Question

An electron that is initially 52 cm away from a proton is displaced to another point. If the change in the electrical potential energy as a result of this movement is 2.4 × 10−28 J, what is the final distance between the electron and the proton?

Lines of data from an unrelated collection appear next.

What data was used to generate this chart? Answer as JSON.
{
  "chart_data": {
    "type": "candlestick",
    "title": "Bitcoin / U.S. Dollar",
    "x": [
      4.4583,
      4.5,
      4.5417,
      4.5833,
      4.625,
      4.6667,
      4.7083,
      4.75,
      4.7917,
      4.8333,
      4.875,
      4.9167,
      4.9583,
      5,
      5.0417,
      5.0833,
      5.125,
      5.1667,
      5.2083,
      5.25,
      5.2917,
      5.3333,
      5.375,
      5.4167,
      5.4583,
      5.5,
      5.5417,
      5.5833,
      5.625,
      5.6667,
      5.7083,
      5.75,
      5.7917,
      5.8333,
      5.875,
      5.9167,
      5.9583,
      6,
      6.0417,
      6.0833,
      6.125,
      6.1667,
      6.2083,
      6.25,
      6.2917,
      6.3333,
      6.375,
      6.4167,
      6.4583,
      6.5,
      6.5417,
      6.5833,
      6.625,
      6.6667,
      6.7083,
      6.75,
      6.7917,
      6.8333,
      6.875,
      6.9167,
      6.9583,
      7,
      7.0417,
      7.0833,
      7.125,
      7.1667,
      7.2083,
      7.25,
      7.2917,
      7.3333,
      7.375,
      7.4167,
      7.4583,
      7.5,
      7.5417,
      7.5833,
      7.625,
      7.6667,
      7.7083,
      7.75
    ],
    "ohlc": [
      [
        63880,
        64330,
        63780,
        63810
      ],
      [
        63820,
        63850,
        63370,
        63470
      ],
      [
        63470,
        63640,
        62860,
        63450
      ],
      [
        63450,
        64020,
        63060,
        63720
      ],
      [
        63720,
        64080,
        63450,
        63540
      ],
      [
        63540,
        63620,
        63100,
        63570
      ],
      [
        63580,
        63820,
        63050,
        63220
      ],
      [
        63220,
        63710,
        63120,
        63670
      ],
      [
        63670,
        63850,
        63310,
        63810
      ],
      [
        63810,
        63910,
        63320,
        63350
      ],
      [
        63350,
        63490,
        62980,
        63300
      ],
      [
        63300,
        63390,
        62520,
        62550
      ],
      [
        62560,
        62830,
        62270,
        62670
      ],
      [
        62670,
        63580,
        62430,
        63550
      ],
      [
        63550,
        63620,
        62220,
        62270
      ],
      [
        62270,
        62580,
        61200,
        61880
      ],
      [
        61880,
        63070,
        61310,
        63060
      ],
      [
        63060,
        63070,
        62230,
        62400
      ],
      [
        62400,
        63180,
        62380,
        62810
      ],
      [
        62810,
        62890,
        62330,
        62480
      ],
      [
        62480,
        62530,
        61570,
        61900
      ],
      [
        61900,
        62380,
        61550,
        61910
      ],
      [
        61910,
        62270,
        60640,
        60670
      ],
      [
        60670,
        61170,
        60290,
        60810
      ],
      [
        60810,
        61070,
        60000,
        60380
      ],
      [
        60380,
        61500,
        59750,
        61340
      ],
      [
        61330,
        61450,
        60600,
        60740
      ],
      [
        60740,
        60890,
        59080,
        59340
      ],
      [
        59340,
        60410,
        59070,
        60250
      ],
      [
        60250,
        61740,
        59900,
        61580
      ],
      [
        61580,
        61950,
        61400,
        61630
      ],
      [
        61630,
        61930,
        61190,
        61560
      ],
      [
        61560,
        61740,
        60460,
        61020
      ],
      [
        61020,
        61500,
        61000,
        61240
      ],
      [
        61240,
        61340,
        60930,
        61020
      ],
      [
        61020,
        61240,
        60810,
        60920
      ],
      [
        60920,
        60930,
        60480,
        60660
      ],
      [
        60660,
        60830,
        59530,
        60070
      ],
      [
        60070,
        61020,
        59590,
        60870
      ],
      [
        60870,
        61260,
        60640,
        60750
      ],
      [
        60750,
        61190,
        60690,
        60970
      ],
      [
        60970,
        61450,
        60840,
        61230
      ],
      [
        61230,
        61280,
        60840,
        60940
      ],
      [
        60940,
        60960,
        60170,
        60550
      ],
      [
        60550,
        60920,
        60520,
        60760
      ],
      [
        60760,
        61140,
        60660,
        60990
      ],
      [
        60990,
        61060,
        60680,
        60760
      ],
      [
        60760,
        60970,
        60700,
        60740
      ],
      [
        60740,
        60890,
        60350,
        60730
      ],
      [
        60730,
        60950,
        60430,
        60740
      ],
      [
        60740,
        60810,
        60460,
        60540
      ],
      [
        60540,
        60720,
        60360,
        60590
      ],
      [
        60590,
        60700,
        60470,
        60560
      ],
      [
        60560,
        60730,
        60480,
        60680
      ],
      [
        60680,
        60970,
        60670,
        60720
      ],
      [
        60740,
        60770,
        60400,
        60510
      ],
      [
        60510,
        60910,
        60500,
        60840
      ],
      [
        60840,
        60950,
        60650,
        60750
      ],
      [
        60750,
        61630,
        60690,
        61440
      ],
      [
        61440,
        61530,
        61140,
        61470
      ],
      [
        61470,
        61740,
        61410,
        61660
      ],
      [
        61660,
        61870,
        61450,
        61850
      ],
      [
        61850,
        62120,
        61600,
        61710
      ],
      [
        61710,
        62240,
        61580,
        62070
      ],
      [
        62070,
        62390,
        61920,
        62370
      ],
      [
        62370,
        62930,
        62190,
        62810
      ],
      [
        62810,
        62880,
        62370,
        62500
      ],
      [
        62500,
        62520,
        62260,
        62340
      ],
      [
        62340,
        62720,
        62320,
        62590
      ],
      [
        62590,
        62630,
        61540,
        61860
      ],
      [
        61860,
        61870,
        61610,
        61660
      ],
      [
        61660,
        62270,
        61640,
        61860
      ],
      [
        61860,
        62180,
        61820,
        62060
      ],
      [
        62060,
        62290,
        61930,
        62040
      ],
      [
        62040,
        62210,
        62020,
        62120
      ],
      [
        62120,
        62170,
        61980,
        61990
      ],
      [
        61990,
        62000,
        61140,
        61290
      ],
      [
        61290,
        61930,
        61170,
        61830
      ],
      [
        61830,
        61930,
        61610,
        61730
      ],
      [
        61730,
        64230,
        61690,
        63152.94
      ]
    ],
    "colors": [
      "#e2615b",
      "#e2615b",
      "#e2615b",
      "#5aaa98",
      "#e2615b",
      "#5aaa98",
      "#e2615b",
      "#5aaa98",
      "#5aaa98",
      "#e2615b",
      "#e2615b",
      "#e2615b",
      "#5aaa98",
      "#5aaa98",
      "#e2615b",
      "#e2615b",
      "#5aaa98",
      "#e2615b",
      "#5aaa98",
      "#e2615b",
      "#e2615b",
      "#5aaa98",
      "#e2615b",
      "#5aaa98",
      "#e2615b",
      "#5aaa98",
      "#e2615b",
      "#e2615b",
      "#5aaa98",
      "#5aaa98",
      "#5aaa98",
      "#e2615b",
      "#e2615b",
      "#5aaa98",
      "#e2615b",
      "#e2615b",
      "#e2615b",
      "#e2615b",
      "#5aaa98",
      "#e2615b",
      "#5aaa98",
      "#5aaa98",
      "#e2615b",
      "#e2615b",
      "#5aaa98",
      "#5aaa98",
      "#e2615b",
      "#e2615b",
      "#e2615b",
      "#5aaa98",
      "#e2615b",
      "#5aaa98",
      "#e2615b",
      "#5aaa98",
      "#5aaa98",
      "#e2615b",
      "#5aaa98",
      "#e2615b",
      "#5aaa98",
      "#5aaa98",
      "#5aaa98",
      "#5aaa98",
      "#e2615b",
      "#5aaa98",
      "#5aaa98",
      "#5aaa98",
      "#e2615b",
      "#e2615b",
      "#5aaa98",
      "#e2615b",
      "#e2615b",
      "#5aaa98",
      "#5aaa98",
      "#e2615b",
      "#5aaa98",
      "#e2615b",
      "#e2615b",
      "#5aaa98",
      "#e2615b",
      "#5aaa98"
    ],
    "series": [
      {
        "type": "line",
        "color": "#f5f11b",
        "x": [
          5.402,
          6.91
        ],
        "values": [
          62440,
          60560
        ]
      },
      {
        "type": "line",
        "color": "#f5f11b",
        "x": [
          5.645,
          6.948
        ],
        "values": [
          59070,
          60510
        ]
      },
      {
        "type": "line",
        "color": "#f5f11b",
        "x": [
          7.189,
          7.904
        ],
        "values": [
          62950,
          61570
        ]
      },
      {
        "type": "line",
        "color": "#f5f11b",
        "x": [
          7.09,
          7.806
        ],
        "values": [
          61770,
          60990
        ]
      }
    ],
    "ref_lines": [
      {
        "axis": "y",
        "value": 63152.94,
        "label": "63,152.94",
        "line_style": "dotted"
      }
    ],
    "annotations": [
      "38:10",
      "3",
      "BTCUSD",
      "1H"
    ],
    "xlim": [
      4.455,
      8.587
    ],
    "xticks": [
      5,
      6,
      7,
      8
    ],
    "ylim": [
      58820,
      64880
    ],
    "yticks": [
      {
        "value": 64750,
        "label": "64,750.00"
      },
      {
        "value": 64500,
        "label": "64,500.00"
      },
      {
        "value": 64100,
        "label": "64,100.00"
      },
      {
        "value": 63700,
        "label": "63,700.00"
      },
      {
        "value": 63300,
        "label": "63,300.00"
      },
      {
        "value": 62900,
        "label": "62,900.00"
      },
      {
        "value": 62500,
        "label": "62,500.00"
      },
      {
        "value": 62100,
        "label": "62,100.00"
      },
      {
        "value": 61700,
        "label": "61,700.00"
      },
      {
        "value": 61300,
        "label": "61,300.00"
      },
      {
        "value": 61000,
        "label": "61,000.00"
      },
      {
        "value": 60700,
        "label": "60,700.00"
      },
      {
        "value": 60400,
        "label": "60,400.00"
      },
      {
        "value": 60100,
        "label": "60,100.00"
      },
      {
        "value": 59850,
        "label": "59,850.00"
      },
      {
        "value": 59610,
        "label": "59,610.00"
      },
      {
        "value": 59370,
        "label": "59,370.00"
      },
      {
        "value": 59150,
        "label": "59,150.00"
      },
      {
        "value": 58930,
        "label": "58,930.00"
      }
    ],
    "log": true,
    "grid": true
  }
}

The Coulomb constant is 8.98755 × 109 N · m2 /C 2 , the acceleration due to gravity is 9.8 m/s 2 and the fundamental charge is 1.602 × 10−19 C . Answer in units of m.

Answer 1

Step-by-step explanation:

The given data is as follows.

Change in Potential Energy =
`2.4 * 10^(-28) J`

Formula for change in potential energy is as follows

Change in Potential Energy =
`charge * {\text{potential difference}}`

Hence, the potential difference between the two points will be as follows.

V =
`(2.4 * 10^(-28) J)/(-1.602 * 10^(-19))`

=
`-1.5 * 10^(-9)` volt

Therefore, the potential due to two charge initially is as follows.

V =
`V_(f) - V_(i)`

=
`-1.5 * 10^(-9)` volt

Hence,
`-1.5 * 10^(-9)` volt =
`9 * 10^(9) * 1.602 * 10^(-19)[(1)/(r) - (1)/(0.52)]`

r = 0.493 m = 49.3 cm (as 1 m = 100 cm)

Thus, we can conclude that the final distance between the electron and proton is 49.3 cm.